In this special episode we have a guest mathematician. Gabriel Barrenechea joins us talking about sequences, convergence and completeness. We identify the last remaining axiom we need to uniquely identify the real numbers. Asking for completeness, that is, any Cauchy sequence is supposed to converge, we provide a means to fill the holes of the rationals. With this property we can show existence of square roots of any positive number, which will be done in the next chapter.

This is the second part dedicated to § 4. In this second part, we draw the attention to some consequences of the definition of order. Namely, the existence of a modulus. We provide elementary properties of the modulus and, most importantly, mention both the triangle and inverse triangle inequality, the name of which will be more properly justified later on. The other half of this episode in concerned with the size or proportion of the natural numbers that have been identified last time in the set of reals. This size can be fixed introducing the so-called Archimedean axiom basically telling that always finitely many rocks will fit a given suitcase. The consequences of the Archimedean axiom together with the modulus will play the major role in the next episode, when we talk about sequences and convergence.

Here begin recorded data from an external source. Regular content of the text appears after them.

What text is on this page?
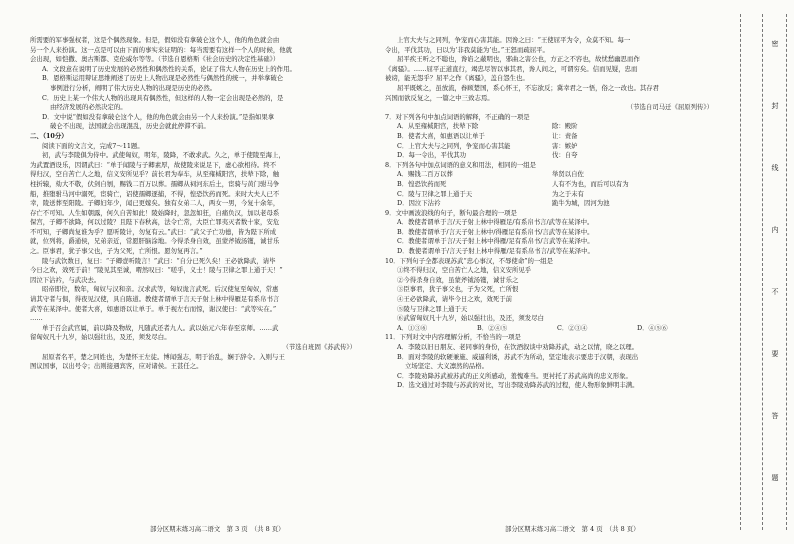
所需要的军事强权者，这是个偶然现象。但是，假如没有拿破仑这个人，他的角色就会由

另一个人来扮演。这一点是可以由下面的事实来证明的：每当需要有这样一个人的时候，他就

会出现，如恺撒、奥古斯都、克伦威尔等等。（节选自恩格斯《社会历史的决定性基础》）

A．文段意在说明了历史发展的必然性和偶然性的关系，论证了伟大人物在历史上的作用。

B．恩格斯运用辩证思维阐述了历史上人物出现是必然性与偶然性的统一，并举拿破仑

事例进行分析，阐明了伟大历史人物的出现是历史的必然。

C．历史上某一个伟大人物的出现具有偶然性，但这样的人物一定会出现是必然的，是

由经济发展的必然决定的。

D．文中说“假如没有拿破仑这个人，他的角色就会由另一个人来扮演。”是指如果拿

破仑不出现，法国就会出现混乱，历史会就此停滞不前。

二、（10分）

阅读下面的文言文，完成7～11题。

初，武与李陵俱为侍中。武使匈奴，明年，陵降，不敢求武。久之，单于使陵至海上，

为武置酒设乐，因谓武曰：“单于闻陵与子卿素厚，故使陵来说足下，虚心欲相待。终不

得归汉，空自苦亡人之地，信义安所见乎？前长君为奉车，从至雍棫阳宫，扶辇下除，触

柱折辕，劾大不敬，伏剑自刎，赐钱二百万以葬。孺卿从祠河东后土，宦骑与黄门驸马争

船，推堕驸马河中溺死，宦骑亡，诏使孺卿逐捕，不得，惶恐饮药而死。来时大夫人已不

幸，陵送葬至阳陵。子卿妇年少，闻已更嫁矣。独有女弟二人，两女一男，今复十余年，

存亡不可知。人生如朝露，何久自苦如此！陵始降时，忽忽如狂，自痛负汉，加以老母系

保宫，子卿不欲降，何以过陵？且陛下春秋高，法令亡常，大臣亡罪夷灭者数十家，安危

不可知，子卿尚复谁为乎？愿听陵计，勿复有云。”武曰：“武父子亡功德，皆为陛下所成

就，位列将，爵通侯，兄弟亲近，常愿肝脑涂地。今得杀身自效，虽蒙斧钺汤镬，诚甘乐

之。臣事君，犹子事父也，子为父死，亡所恨。愿勿复再言。”

陵与武饮数日，复曰：“子卿壹听陵言！”武曰：“自分已死久矣！王必欲降武，请毕

今日之欢，效死于前！”陵见其至诚，喟然叹曰：“嗟乎，义士！陵与卫律之罪上通于天！”

因泣下沾衿，与武决去。

昭帝即位，数年，匈奴与汉和亲。汉求武等，匈奴诡言武死。后汉使复至匈奴，常惠

请其守者与俱，得夜见汉使，具自陈道。教使者谓单于言天子射上林中得雁足有系帛书言

武等在某泽中。使者大喜，如惠语以让单于。单于视左右而惊，谢汉使曰：“武等实在。”

……

单于召会武官属，前以降及物故，凡随武还者九人。武以始元六年春至京师。……武

留匈奴凡十九岁，始以强壮出，及还，须发尽白。

（节选自班固《苏武传》）

屈原者名平，楚之同姓也，为楚怀王左徒。博闻强志，明于治乱，娴于辞令。入则与王

图议国事，以出号令；出则接遇宾客，应对诸侯。王甚任之。

上官大夫与之同列，争宠而心害其能。因谗之曰：“王使屈平为令，众莫不知。每一

令出，平伐其功，曰以为‘非我莫能为’也。”王怒而疏屈平。

屈平疾王听之不聪也，谗谄之蔽明也，邪曲之害公也，方正之不容也，故忧愁幽思而作

《离骚》。……屈平正道直行，竭忠尽智以事其君，谗人间之，可谓穷矣。信而见疑，忠而

被谤，能无怨乎？屈平之作《离骚》，盖自怨生也。

屈平既嫉之，虽放流，眷顾楚国，系心怀王，不忘欲反；冀幸君之一悟，俗之一改也。其存君

兴国而欲反复之，一篇之中三致志焉。

（节选自司马迁《屈原列传》）

7．对下列各句中加点词语的解释，不正确的一项是

A．从至雍棫阳宫，扶辇下除	除：殿阶
B．使者大喜，如惠语以让单于	让：责备
C．上官大夫与之同列，争宠而心害其能	害：嫉妒
D．每一令出，平伐其功	伐：自夸

8．下列各句中加点词语的意义和用法，相同的一组是

A．赐钱二百万以葬	举贤以自佐
B．惶恐饮药而死	人有不为也，而后可以有为
C．陵与卫律之罪上通于天	为之于未有
D．因泣下沾衿	跪牛为城，因河为池

9．文中画波浪线的句子，断句最合理的一项是

A．教使者谓单于言/天子射上林中得雁足/有系帛书言/武等在某泽中。

B．教使者谓单于/言天子射上林中/得雁足有系帛书/言武等在某泽中。

C．教使者谓单于言/天子射上林中得雁/足有系帛书/言武等在某泽中。

D．教使者谓单于/言天子射上林中得雁/足有系帛书言/武等在某泽中。

10．下列句子全都表现苏武“忠心事汉，不辱使命”的一组是

①终不得归汉，空自苦亡人之地，信义安所见乎

②今得杀身自效，虽蒙斧钺汤镬，诚甘乐之

③臣事君，犹子事父也，子为父死，亡所恨

④王必欲降武，请毕今日之欢，效死于前

⑤陵与卫律之罪上通于天

⑥武留匈奴凡十九岁，始以强壮出，及还，须发尽白

A．①③⑥	B．②④⑤	C．②③④	D．④⑤⑥

11．下列对文中内容理解分析，不恰当的一项是

A．李陵以旧日朋友、老同事的身份，在饮酒叙谈中劝降苏武，动之以情，晓之以理。

B．面对李陵的软硬兼施、威逼利诱，苏武不为所动，坚定地表示要忠于汉朝，表现出

立场坚定、大义凛然的品格。

C．李陵劝降苏武被苏武的正义所感动，羞愧难当。更衬托了苏武高尚的忠义形象。

D．选文通过对李陵与苏武的对比，写出李陵劝降苏武的过程，使人物形象鲜明丰满。

部分区期末练习高二语文　第 3 页　（共 8 页）	部分区期末练习高二语文　第 4 页　（共 8 页）
密
封
线
内
不
要
答
题
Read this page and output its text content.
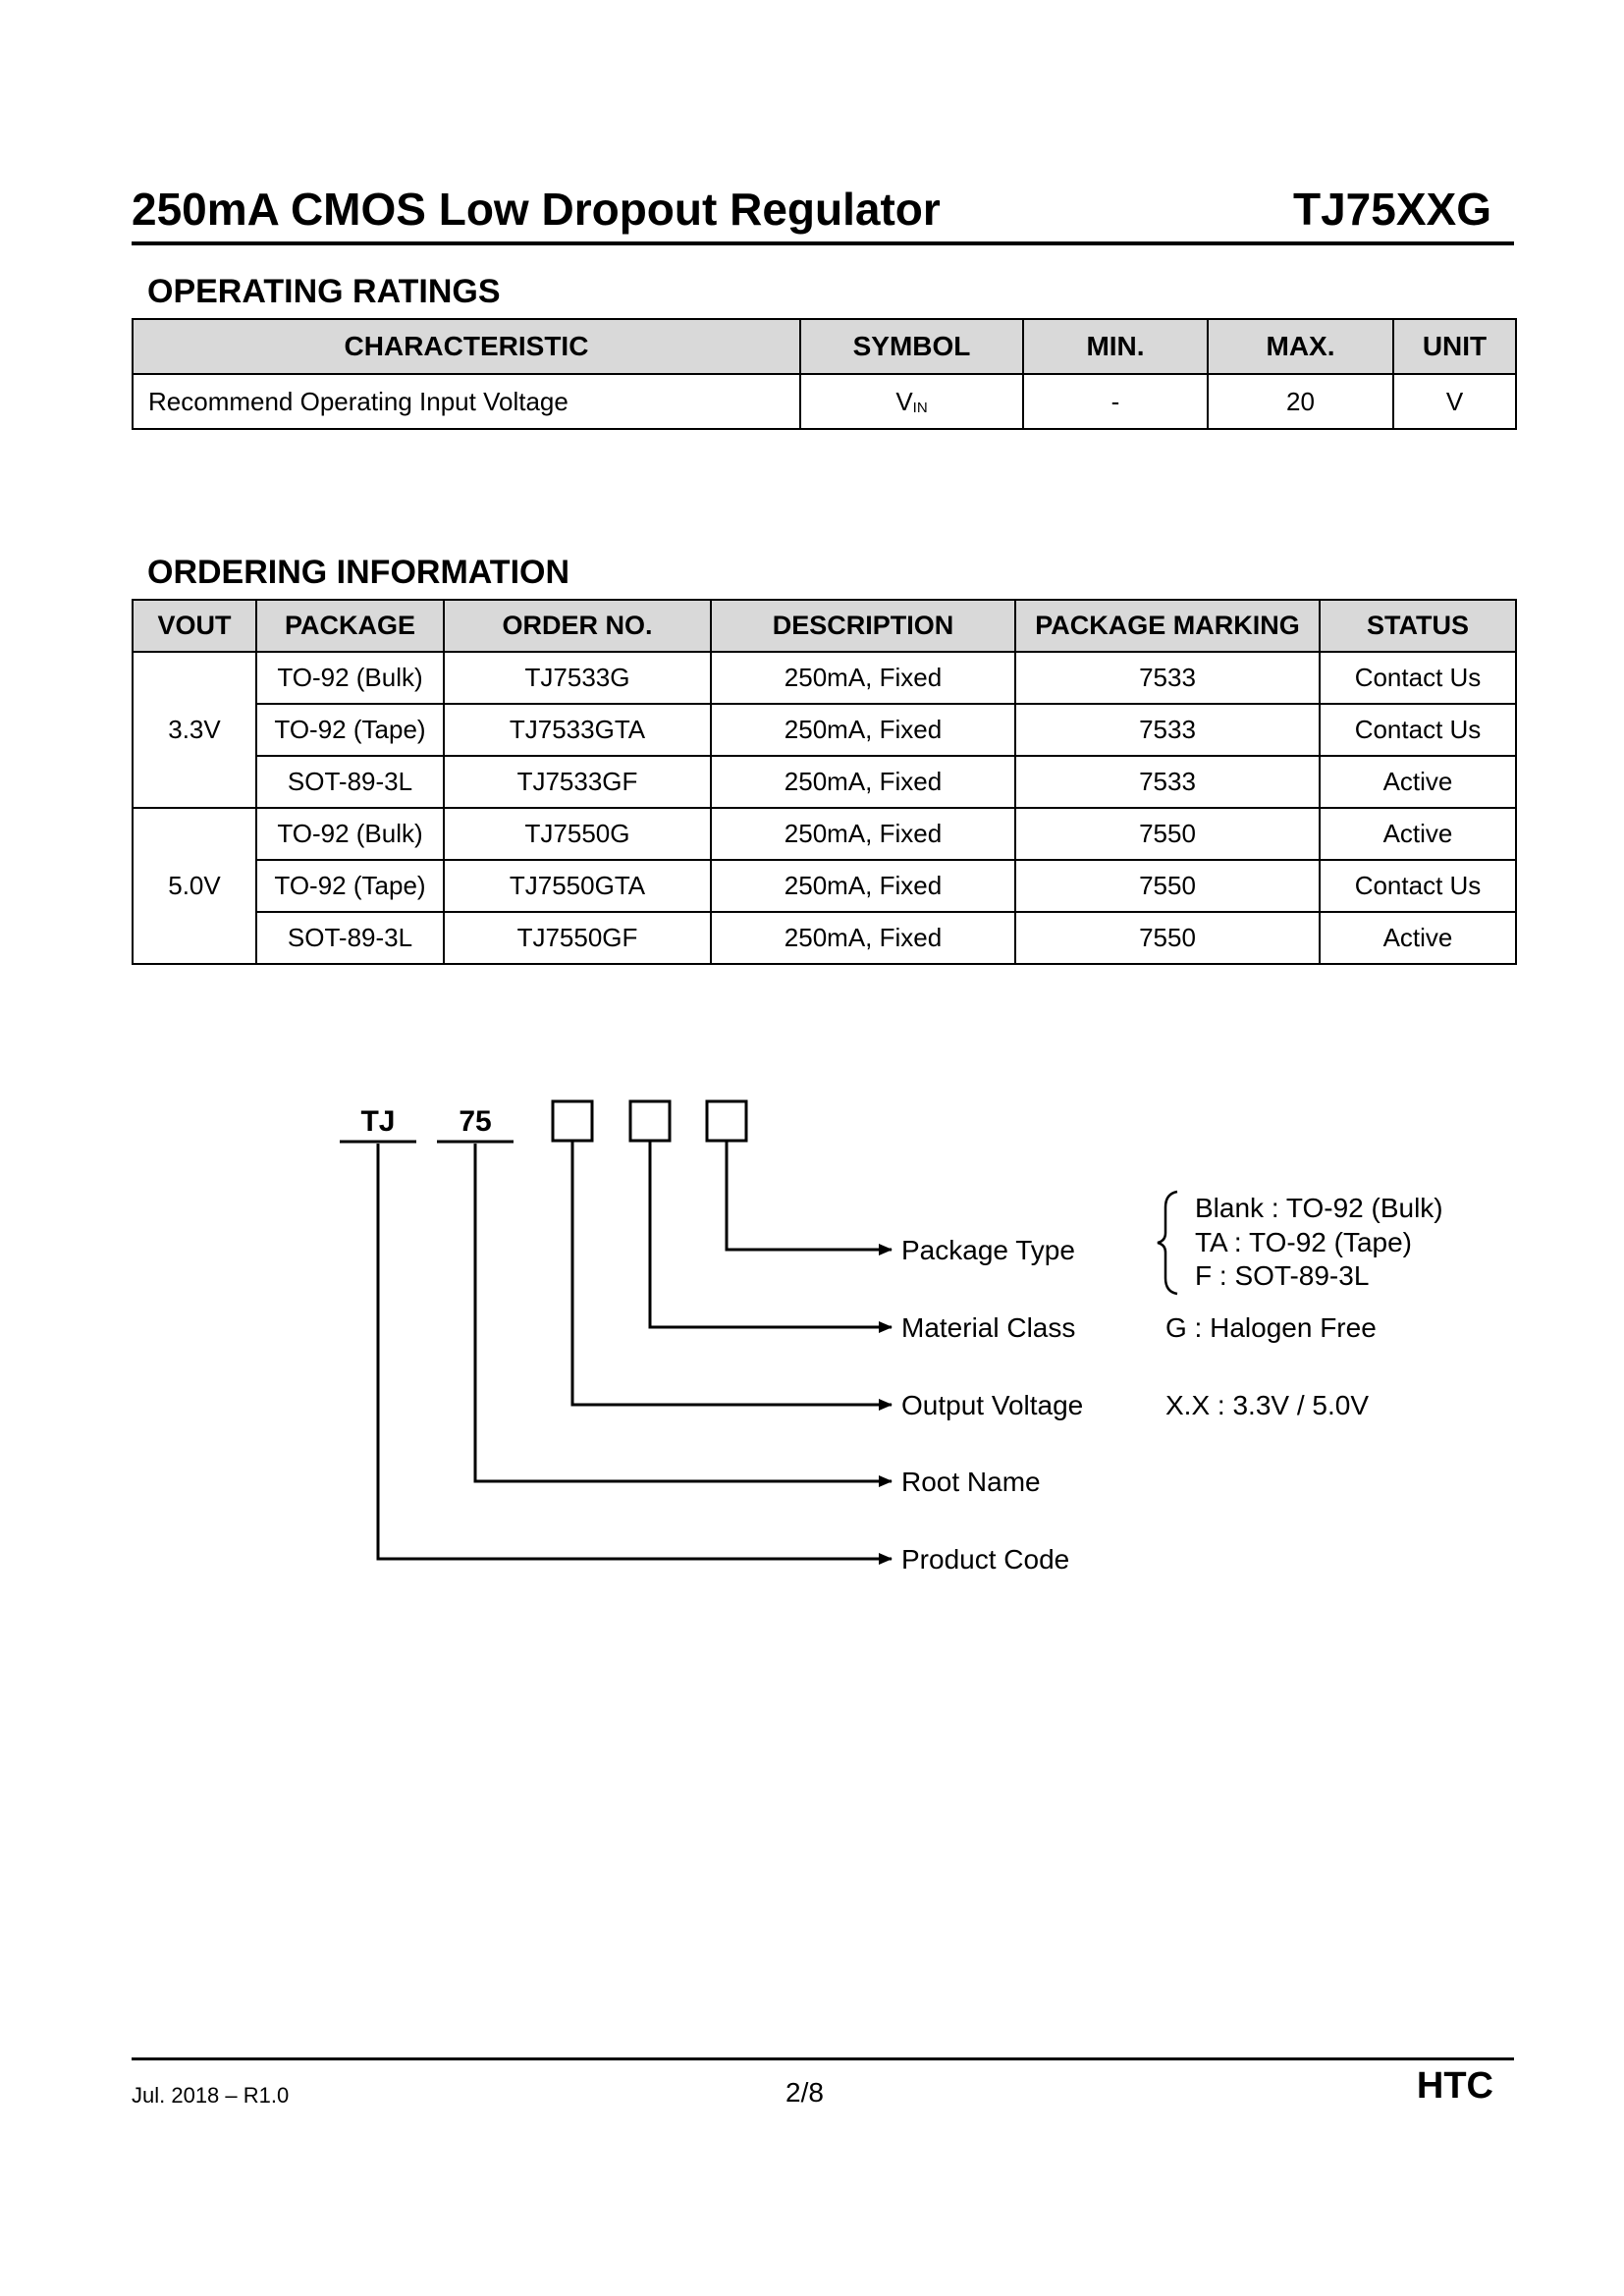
250mA CMOS Low Dropout Regulator	TJ75XXG
OPERATING RATINGS
CHARACTERISTIC	SYMBOL	MIN.	MAX.	UNIT
Recommend Operating Input Voltage	VIN	-	20	V
ORDERING INFORMATION
VOUT	PACKAGE	ORDER NO.	DESCRIPTION	PACKAGE MARKING	STATUS
3.3V	TO-92 (Bulk)	TJ7533G	250mA, Fixed	7533	Contact Us
	TO-92 (Tape)	TJ7533GTA	250mA, Fixed	7533	Contact Us
	SOT-89-3L	TJ7533GF	250mA, Fixed	7533	Active
5.0V	TO-92 (Bulk)	TJ7550G	250mA, Fixed	7550	Active
	TO-92 (Tape)	TJ7550GTA	250mA, Fixed	7550	Contact Us
	SOT-89-3L	TJ7550GF	250mA, Fixed	7550	Active
TJ 75
Package Type
Material Class
Output Voltage
Root Name
Product Code
Blank : TO-92 (Bulk)
TA : TO-92 (Tape)
F : SOT-89-3L
G : Halogen Free
X.X : 3.3V / 5.0V
Jul. 2018 – R1.0	2/8	HTC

The field axioms from the last episode are not enough in order to have a good enough basis to do analysis. A striking fact underlining this lack of definedness can be seen in that the field consisting of 0 and 1 only is fine with the field axioms and surely does not contain the natural numbers. So what's the fix then? We introduce the existence of positive elements. These positive elements are closed under multiplication and addition and obey the rule that any real number is exactly one of the three alternatives it is either positive, zero or its negative is positive. With these properties we can show seemingly obvious statements like 1 is positive. Note that only with the field axioms such a conclusion cannot be made. So we need the order axioms. Finally, this will eventually also suffice to find the natural numbers as a subset of the reals, which is the main theorem of this episode.

In this episode we introduce and describe the basic rules of computing numbers. We formulate the axioms of addition and mutiplication and draw some interesting consequences from these rules. Interestingly, all the axioms are satisfied by a set with 2 elements only. In our quest to get a hand on the nature of the real numbers we're thus quite far away.

In this episode we will focus on the core properties of natural numbers and the principle of mathematical induction. We detail the four axioms of Peano's thus characterising natural numbers and the foundation of addition and mutiplication.

We provide a very brief overview of some basic notions in set theory and how to properly define mappings. At the concluding part of the episode we state and prove the well-ordering theorem for the set of natural numbers.